This is an eye-witness account of the rise and fall of the independent, self-governing, free trades union Solidarity (Solidarnosc), which started in August 1980 and ended when Martial Law was declared 15 months later in December 1981.
'The Polish Revolution: Solidarity', was first published in 1983, and this updated edition was published 1999 to celebrate the tenth anniversary of the Collapse of Communism in Europe.
Nevertheless, it contains very few revisions, so that, for example, on page 343 the author states bleakly: "It is therefore probable that those tensions will not be reduced, and we shall, sooner or later, face a nuclear war."
This, indeed, is how the world looked in 1983. The old guard was still in the Kremlin. In the US, Ronald Reagan was rearming. And cruise missiles faced each other in Europe. So, just because a nuclear war didn't break out, doesn't mean that it couldn't have happened.
Moreover, two years earlier, it looked to many outside observers that the rise of Solidarity in Poland would not only herald a Soviet invasion, but might well spark off a nuclear war, too.
An appreciation of this chilling historical context adds dramatically to the tension of this gripping narrative, and to the bravery of almost everybody involved in the Solidarity movement - from Lech Walesa in the Lenin Shipyard in Gdansk, to Czeslaw Opolski and his defiant colleagues in the Rzeszow Commune.
Timothy Garton Ash is a journalist and a historian, but in 'The Polish Revolution' he is also a participant because he writes about Solidarity from the Polish perspective; perhaps because he had recently married his Polish wife, but also because he sees Solidarity for what it is: a genuine attempt to win economic and political rights for the people of Poland. Meanwhile, on the outside, we only saw it as an episode in the cruel Cold War, as a conflict between East and West. It wasn't like that in Poland in 1980-81.

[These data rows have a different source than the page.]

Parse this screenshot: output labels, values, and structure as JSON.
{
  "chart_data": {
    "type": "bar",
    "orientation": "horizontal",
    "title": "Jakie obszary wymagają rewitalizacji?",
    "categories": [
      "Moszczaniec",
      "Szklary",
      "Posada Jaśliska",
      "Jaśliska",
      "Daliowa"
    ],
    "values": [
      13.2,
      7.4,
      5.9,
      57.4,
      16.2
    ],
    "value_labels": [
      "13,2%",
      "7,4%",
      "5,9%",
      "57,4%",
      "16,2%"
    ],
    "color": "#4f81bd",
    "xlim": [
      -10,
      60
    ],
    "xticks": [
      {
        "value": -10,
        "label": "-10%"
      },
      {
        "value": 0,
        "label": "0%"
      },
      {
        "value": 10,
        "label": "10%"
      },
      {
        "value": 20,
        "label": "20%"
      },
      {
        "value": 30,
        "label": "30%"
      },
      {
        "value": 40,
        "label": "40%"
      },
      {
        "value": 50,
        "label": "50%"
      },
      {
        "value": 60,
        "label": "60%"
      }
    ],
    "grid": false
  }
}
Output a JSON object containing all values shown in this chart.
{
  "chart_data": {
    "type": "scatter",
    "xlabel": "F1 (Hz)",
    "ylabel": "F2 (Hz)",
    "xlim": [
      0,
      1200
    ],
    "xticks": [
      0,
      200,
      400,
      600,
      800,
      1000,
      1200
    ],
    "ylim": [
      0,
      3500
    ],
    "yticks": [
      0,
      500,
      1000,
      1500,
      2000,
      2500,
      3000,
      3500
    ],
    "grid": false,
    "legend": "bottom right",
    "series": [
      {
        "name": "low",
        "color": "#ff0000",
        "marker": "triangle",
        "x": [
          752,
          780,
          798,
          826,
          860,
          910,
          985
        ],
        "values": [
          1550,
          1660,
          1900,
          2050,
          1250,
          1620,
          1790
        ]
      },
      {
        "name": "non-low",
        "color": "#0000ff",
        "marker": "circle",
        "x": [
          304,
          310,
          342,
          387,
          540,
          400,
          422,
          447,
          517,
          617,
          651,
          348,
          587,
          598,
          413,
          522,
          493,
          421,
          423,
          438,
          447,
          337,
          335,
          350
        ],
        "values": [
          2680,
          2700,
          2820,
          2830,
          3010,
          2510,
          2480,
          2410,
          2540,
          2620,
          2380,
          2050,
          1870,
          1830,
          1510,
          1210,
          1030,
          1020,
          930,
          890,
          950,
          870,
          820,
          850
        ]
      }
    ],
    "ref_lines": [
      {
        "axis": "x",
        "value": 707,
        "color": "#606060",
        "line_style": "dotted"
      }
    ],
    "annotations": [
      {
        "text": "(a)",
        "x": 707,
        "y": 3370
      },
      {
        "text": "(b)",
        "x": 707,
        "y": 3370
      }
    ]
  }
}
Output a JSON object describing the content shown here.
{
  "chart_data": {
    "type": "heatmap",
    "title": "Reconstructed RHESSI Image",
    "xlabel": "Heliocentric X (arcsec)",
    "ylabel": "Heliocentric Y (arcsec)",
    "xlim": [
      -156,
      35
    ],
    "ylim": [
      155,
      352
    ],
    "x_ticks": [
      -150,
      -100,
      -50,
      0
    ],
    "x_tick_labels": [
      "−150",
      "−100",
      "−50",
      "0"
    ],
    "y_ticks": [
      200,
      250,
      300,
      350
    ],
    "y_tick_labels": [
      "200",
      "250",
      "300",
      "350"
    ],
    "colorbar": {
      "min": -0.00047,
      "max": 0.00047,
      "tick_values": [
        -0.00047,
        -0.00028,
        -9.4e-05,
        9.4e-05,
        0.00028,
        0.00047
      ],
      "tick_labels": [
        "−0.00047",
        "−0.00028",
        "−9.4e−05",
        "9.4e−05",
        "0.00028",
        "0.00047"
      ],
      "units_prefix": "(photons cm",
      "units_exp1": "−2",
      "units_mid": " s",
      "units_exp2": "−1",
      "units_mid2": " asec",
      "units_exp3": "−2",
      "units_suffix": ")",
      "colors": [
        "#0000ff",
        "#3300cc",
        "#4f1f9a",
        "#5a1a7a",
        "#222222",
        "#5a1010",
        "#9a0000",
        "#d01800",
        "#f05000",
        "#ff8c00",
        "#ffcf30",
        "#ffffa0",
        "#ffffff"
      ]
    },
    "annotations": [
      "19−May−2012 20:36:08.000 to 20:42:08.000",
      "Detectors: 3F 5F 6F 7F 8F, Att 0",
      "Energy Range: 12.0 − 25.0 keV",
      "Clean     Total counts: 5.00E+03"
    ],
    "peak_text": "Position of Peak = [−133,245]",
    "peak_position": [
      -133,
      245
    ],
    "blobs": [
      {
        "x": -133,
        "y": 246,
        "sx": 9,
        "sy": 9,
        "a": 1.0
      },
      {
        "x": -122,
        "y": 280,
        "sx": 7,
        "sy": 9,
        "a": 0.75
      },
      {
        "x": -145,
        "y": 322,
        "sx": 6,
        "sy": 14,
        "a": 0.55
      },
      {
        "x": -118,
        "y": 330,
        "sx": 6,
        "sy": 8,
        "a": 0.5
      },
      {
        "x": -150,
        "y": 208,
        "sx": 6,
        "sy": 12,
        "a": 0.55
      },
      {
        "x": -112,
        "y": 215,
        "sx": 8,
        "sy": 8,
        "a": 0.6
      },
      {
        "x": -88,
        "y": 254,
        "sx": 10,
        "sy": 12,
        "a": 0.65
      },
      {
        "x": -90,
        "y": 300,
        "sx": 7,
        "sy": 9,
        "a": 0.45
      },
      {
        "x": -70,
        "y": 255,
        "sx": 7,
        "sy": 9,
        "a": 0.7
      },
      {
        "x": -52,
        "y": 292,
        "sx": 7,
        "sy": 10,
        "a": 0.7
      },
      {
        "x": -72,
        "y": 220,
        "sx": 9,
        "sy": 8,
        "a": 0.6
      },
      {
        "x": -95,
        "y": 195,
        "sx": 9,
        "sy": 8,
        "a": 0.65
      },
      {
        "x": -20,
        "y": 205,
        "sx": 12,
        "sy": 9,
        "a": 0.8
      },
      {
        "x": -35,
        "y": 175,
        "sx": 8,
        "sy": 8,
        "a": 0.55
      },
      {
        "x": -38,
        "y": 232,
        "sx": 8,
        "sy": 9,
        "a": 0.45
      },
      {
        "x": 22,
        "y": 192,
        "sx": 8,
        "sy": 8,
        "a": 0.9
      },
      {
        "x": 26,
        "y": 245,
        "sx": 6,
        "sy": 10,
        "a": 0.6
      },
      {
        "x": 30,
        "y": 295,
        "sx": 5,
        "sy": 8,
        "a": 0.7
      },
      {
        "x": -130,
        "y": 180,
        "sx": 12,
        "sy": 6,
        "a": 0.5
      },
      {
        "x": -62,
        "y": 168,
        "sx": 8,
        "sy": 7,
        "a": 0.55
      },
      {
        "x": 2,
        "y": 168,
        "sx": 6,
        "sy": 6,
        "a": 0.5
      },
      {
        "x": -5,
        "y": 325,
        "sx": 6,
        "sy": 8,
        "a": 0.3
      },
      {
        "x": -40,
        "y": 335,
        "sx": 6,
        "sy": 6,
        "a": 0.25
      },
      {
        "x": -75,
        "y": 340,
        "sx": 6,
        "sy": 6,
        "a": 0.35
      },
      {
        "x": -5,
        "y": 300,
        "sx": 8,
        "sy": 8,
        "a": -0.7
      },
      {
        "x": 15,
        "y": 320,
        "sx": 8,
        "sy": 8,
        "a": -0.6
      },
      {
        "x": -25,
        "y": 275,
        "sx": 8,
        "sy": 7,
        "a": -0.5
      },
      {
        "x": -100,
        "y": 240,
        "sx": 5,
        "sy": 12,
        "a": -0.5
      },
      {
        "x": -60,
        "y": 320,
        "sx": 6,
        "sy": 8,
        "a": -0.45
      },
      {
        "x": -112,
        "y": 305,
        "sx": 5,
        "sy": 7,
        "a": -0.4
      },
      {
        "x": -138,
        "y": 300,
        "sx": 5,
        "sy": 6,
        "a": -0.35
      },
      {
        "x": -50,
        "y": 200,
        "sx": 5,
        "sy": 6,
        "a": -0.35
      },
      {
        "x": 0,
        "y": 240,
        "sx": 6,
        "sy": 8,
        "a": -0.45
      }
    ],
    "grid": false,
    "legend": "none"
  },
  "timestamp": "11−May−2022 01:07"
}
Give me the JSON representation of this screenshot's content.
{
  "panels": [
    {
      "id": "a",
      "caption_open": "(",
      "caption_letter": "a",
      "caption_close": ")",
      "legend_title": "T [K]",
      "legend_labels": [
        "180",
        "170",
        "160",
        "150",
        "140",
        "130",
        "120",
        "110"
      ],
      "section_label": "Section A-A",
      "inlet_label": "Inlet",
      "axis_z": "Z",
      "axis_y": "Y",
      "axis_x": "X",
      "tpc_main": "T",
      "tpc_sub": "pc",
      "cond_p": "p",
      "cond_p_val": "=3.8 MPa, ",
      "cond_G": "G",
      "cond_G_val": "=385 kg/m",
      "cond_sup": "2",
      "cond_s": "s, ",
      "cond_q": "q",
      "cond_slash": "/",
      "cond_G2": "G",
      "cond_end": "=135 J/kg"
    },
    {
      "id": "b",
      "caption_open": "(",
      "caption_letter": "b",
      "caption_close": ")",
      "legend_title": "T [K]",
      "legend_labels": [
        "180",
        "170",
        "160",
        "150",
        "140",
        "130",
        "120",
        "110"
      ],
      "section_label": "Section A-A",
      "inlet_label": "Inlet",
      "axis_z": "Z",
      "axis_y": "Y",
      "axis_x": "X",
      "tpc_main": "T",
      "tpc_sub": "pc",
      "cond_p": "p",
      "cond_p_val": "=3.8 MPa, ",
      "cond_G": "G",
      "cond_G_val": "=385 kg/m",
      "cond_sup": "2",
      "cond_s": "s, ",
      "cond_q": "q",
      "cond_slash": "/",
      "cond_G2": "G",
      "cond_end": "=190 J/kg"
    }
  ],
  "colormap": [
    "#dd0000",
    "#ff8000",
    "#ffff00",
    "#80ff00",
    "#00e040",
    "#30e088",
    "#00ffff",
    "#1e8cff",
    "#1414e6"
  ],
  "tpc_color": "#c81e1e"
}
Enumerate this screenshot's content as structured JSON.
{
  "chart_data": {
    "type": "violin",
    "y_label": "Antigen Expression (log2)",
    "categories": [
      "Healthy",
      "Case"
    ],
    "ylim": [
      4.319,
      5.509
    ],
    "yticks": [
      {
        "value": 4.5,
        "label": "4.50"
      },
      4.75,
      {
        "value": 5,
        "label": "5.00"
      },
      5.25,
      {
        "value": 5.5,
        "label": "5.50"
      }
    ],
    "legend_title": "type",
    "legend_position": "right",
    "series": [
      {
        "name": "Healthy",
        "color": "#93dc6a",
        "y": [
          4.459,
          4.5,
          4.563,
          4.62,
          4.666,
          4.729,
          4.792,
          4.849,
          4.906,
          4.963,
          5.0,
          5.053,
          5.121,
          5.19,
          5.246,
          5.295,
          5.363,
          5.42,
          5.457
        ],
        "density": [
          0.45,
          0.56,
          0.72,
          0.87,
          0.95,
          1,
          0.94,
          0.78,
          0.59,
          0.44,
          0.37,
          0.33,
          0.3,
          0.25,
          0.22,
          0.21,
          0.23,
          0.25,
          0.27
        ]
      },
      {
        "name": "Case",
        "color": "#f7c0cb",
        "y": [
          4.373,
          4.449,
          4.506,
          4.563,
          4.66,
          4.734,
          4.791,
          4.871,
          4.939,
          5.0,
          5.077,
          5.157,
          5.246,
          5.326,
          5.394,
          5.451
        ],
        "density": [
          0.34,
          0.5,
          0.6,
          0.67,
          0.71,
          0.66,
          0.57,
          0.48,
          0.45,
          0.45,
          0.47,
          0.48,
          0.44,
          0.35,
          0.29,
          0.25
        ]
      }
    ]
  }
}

The amazing rise of Solidarity - by the following April 30% of the members of the ruling Communist Party had also joined its ranks - was due in no small measure to its electric organisation. Timothy Garton Ash describes this phenomenon as a 'telerevolution', because by using everything at hand - including telexes, faxes, phones and radio stations - lightning strikes could be swiftly declared and uniformally followed not only in Warsaw and Gdansk, but also in the remotest parts of the country.
Consequently, Solidarity was a truly national movement, but it was undermined by its failure to accept that it was in a state of war with the Communist authorities long before the official 'State of War' was declared on the night of December 13th, 1981. Crucially, it was completely unprepared for the imposition of Martial Law. Moreover, the army severed its nationwide communications in just a few hours, effectively isolating its members from each other, and also cutting off Solidarity from the world outside.
Back in 1983, it was difficult to predict a hopeful future for Poland - or for the world. But one of Timothy Garton Ash's predictions did come true. He said that the people of Poland would not forget Solidarity and that there would be another upheaval in Poland. Blessedly, he was there to report it, too.